Boeken / Non-fictie

Een Telegraaf als provocatie

recensie: Martijn Haas - Dr. Rat, Godfather van de Nederlandse Graffiti

.

Ivar groeit op in een artistiek gezin, getekend door twintigste-eeuwse verschrikkingen: zijn vader ontvluchtte Letland, zijn moeder zat in een kamp op Nederlands-Indië. Een makkelijk kind is Ivar niet. De punkcultuur van de jaren zeventig is hem op het lijf geschreven: ‘Favoriet zijn de Sex Pistols, uiteraard, al was het maar vanwege de losgeslagen bassist Sid Vicious voor wie hij na diens dood een speciaal gotisch sjabloon ontwerpt.’

‘Medisch Expressionisme’
De wortels van de Nederlandse graffiticultuur liggen in de Britse punkbeweging. Pas later zouden Nederlandse straatartiesten de zo kenmerkende Amerikaanse invloeden overnemen. Het is ook de punkcultuur die het werk van Ivar bepaalt. Zijn favoriete bands bijvoorbeeld, en de Amsterdamse tijdschriften en cultuurcentra waarvoor hij werkt. Maar ook drugs, veel drugs.

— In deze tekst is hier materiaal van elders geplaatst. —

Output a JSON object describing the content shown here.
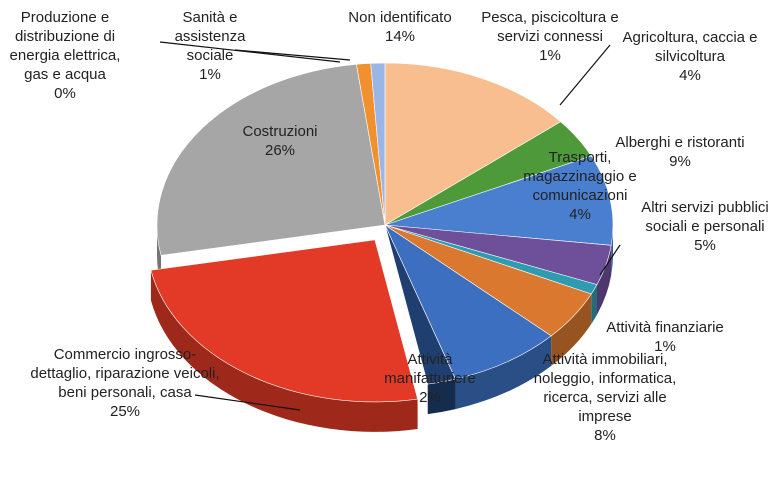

Zijn werk ziet Ivar als onlosmakelijk verbonden met zijn toenemende gebruik. Deze fascinatie drijft hij zover door dat hij als Dr. Rat een medicijnkoffertje met drugs bij zich draagt, en spreekuren houdt waarin hij verslaafden drugs toedient. Kunstenaar en vriend Erik Hobijn maakte dit van dichtbij mee en verwonderde zich over de termen die Ivar gebruikte:

‘We hadden het op een gegeven moment over horse, en kwamen tot de conclusie dat wij allen jockeys waren, die ons paard bereden. En dat de vorm waarbinnen wij dit etaleerden het Medisch Expressionisme was.’

Telegraaf
Met Dr. Rat, Godfather van de Nederlandse graffiti schreef journalist Martijn Haas het tweede deel van zijn drieluik over het creatieve Amsterdam van rond 1980. Krakersrellen, de opkomst van een do it yourself-mentaliteit bij punkers, maar ook de alternatieve strips van stripwinkel Lambiek droegen bij aan het klimaat waarin Ivar zijn faam uitbouwt. Haas interviewde betrokkenen en selecteerde veel beeldmateriaal om de periode mee te reconstrueren.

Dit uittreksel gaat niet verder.